The realistic trade-off is fund size and reserves. At $25M with $500k–$2m entry checks, Sturgeon is an early partner who validates and helps syndicate, not a deep-pocketed lead for later stages, so founders should plan a broader syndicate rather than assume Sturgeon can carry them alone. For founders in markets where almost no institutional capital exists, that early conviction — and the network behind it — is often worth more than the dollars.
Fund Momentum Take
We think this is one of the more strategically important small closes of the year, and the headline dollar figure is exactly why people will underrate it. Frontier ecosystems do not turn on mega-funds; they turn on the first credible domestic institution willing to underwrite a local manager. ACM's $5 million is that pivot point for Central Asia, and Sturgeon — with seven years on the ground, a $300M platform and a 1.39x early mark — is the right manager to carry it.
Our bet is that the next two years will be defined less by fund size and more by whether a domestic LP base actually compounds. If ACM, QIC and their peers keep allocating, Kazakhstan could run a version of the Singapore-Temasek or Israel-Yozma playbook, using public and institutional capital to crowd in private money. If they retreat after one cycle, the region stays DFI-dependent and stalls. ACM framing this as "the beginning of a long-term partnership" is the right signal; the test is whether the checks keep coming.

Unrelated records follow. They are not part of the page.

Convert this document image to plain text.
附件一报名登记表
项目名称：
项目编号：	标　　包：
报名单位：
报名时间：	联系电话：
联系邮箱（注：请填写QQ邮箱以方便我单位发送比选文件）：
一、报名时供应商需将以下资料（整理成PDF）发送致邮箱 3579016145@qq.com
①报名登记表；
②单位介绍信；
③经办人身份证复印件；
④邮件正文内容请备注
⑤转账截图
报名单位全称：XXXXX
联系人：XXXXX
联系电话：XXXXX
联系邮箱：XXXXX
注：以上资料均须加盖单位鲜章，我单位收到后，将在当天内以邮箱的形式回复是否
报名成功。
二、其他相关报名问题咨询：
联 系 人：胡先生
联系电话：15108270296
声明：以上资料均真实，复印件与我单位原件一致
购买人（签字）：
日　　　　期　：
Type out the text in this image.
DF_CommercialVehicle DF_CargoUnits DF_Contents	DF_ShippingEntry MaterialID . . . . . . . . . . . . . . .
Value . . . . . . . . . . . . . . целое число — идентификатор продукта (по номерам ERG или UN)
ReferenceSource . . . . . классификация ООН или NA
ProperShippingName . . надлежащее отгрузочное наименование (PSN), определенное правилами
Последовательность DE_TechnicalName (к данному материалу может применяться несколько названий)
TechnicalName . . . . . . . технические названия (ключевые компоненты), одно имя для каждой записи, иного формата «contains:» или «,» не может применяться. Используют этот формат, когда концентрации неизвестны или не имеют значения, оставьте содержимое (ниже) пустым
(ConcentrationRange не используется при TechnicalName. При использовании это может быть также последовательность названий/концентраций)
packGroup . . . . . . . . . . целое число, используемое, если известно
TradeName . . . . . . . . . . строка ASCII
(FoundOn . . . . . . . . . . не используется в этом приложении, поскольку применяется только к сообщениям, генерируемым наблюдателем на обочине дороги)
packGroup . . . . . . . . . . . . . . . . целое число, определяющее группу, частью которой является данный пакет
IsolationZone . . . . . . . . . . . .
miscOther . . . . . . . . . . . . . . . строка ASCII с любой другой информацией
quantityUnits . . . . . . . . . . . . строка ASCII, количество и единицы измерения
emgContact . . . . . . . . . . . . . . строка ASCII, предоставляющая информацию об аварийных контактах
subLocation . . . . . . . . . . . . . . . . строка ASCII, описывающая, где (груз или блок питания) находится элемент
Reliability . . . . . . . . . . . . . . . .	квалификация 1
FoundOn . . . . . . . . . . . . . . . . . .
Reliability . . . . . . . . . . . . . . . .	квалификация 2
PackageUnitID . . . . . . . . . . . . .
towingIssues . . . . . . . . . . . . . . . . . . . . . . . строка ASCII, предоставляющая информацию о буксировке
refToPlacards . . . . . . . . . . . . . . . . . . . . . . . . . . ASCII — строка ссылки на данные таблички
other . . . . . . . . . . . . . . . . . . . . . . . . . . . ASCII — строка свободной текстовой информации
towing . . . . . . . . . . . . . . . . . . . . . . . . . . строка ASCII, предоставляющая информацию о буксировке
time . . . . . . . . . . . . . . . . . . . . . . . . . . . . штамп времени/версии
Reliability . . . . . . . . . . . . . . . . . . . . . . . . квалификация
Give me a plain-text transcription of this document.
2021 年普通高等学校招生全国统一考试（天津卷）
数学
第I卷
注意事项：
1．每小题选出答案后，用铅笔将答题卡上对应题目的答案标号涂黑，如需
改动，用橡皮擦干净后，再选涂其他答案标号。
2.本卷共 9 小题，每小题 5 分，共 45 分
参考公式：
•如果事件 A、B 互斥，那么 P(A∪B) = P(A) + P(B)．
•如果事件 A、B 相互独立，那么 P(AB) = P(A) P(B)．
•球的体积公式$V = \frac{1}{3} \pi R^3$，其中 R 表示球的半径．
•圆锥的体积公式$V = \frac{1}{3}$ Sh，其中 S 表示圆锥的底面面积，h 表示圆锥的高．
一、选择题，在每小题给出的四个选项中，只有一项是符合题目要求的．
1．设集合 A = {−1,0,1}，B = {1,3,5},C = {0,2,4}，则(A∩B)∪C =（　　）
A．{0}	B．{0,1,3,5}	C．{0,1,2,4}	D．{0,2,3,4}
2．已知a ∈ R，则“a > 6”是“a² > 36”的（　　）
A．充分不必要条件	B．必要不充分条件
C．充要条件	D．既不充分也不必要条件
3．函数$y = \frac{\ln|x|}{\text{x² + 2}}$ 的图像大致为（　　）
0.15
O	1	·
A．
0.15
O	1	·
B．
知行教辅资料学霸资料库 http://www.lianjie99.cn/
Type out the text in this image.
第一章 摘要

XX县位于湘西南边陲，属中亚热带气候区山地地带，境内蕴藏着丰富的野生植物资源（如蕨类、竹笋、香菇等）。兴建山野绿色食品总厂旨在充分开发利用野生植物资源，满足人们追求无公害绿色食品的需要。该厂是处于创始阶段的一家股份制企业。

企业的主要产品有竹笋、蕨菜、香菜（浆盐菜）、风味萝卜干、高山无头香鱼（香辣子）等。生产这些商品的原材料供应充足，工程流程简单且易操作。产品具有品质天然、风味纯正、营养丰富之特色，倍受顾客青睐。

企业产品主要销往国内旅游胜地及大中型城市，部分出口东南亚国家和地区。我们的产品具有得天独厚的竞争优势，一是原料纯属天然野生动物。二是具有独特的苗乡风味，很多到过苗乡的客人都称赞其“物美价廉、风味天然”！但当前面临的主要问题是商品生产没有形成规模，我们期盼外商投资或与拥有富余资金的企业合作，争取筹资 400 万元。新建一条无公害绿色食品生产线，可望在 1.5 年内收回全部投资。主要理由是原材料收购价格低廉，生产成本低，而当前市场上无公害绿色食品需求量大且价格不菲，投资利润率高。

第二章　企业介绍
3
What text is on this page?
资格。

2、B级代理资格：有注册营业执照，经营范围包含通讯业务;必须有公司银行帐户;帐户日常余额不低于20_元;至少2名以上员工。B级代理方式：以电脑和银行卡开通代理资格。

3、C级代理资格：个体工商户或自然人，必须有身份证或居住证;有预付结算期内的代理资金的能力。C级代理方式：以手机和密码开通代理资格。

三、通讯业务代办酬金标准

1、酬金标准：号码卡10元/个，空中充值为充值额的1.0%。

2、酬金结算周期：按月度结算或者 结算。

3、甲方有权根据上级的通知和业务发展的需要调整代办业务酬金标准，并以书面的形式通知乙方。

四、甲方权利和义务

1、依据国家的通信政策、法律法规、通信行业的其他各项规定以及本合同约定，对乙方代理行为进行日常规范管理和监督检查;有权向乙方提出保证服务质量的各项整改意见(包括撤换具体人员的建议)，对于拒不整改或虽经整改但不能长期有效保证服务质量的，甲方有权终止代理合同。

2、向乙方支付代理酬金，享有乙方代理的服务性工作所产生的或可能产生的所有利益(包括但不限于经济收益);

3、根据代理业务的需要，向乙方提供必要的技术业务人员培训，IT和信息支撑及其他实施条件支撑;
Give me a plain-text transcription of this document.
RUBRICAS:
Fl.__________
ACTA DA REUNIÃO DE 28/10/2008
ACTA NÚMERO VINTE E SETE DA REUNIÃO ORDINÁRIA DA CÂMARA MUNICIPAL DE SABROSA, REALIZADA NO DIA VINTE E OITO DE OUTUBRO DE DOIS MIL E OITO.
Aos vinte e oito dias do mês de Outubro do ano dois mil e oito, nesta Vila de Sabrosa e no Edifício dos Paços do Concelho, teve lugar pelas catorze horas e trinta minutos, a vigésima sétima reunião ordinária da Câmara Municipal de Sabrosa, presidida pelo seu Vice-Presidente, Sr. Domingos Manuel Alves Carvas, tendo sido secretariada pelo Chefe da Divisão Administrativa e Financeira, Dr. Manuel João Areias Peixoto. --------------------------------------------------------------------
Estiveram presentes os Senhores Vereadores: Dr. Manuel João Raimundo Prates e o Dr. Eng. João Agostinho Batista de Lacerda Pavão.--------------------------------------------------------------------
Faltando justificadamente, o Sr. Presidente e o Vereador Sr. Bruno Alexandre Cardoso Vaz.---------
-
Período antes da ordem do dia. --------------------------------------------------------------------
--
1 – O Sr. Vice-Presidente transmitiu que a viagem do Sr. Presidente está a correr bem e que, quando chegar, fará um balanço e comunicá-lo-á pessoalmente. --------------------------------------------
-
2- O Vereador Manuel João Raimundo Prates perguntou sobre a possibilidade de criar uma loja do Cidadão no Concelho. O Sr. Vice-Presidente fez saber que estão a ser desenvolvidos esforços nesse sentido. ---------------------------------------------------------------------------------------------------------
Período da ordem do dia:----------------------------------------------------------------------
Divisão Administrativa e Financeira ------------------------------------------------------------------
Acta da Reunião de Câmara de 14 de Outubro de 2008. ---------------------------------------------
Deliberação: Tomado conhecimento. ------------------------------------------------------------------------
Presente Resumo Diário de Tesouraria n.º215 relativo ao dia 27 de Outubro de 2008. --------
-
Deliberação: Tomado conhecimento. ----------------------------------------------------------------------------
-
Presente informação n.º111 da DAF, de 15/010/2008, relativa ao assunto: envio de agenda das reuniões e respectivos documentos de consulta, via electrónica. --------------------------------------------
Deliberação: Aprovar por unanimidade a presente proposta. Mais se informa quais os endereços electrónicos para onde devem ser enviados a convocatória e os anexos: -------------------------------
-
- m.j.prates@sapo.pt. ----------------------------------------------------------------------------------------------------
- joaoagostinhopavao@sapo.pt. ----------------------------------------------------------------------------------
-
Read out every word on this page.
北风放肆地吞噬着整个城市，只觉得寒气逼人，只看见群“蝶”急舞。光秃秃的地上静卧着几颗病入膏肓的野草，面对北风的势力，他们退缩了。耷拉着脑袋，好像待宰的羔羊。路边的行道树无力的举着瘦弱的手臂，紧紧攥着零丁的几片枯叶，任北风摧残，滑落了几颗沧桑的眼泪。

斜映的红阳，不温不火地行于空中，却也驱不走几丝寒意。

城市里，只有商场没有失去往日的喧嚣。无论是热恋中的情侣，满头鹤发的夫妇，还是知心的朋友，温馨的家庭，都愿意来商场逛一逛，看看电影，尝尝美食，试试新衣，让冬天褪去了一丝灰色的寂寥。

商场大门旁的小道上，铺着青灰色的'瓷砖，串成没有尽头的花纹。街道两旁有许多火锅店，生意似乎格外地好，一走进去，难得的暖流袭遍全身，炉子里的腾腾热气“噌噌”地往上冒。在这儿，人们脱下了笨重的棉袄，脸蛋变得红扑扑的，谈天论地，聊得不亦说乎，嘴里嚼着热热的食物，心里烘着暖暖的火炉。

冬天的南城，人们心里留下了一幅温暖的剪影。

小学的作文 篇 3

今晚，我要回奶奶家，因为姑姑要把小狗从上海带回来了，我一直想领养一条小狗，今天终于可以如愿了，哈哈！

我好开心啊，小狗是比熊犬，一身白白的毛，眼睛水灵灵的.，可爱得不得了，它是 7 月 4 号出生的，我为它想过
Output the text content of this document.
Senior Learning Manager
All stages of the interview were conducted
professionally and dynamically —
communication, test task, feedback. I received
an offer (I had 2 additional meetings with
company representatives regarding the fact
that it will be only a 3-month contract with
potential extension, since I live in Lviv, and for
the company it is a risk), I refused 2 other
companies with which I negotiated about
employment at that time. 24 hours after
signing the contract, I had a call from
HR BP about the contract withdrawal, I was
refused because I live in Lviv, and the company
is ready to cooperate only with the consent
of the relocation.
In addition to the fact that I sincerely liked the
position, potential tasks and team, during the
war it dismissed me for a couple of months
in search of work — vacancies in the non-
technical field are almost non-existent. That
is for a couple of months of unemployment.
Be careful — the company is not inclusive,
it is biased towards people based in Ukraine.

The risk we would flag is concentration of credibility: right now a large share of the region's institutional thesis rests on a single manager. A healthy ecosystem needs three or four credible regional GPs, not one. The signal to watch is not Sturgeon's next fund, but the second and third managers that ACM and its peers choose to back. That is when you will know Emerging Asian venture has genuinely arrived.
Frequently Asked Questions
How large is Sturgeon's SEO II fund?
SEO II held a $25 million final close. It is a sector-agnostic, early-stage fund writing $500k to $2m checks across Emerging Asia, and is currently marked at 1.39x MOIC across 11 investments, with a twelfth closing.
Who anchored the final close?
Kazakhstan's Alem Capital Management committed $5 million, its first publicly announced regional investment. Existing anchors include the IFC, SBI Holdings and the Qazaqstan Investment Corporation, with Trendyol co-founder Evren Ucok, Pasha Bank Türkiye and global family offices also participating.
What is Alem Capital Management?
ACM is a Kazakhstan-based, AFSA-licensed multi-fund investment platform launched in December 2024 under a directive from President Tokayev. It manages $115 million in committed capital across the Alem Ventures Fund and the $20 million Alem Crypto Fund, and invests both directly and through venture managers.
Who manages SEO II?
Sturgeon Capital, a London-headquartered emerging-markets firm with roughly $300 million in AUM and on-the-ground teams across Central Asia, South Asia and the Caucasus. Partner Robin Butler led commentary on the close.
What does SEO II invest in?
It is sector-agnostic, backing both regional champions solving home-market inefficiencies and Emerging Asian founders building globally competitive companies. Portfolio names include Cargon, Klipy, SurfaicePro and Geomotive.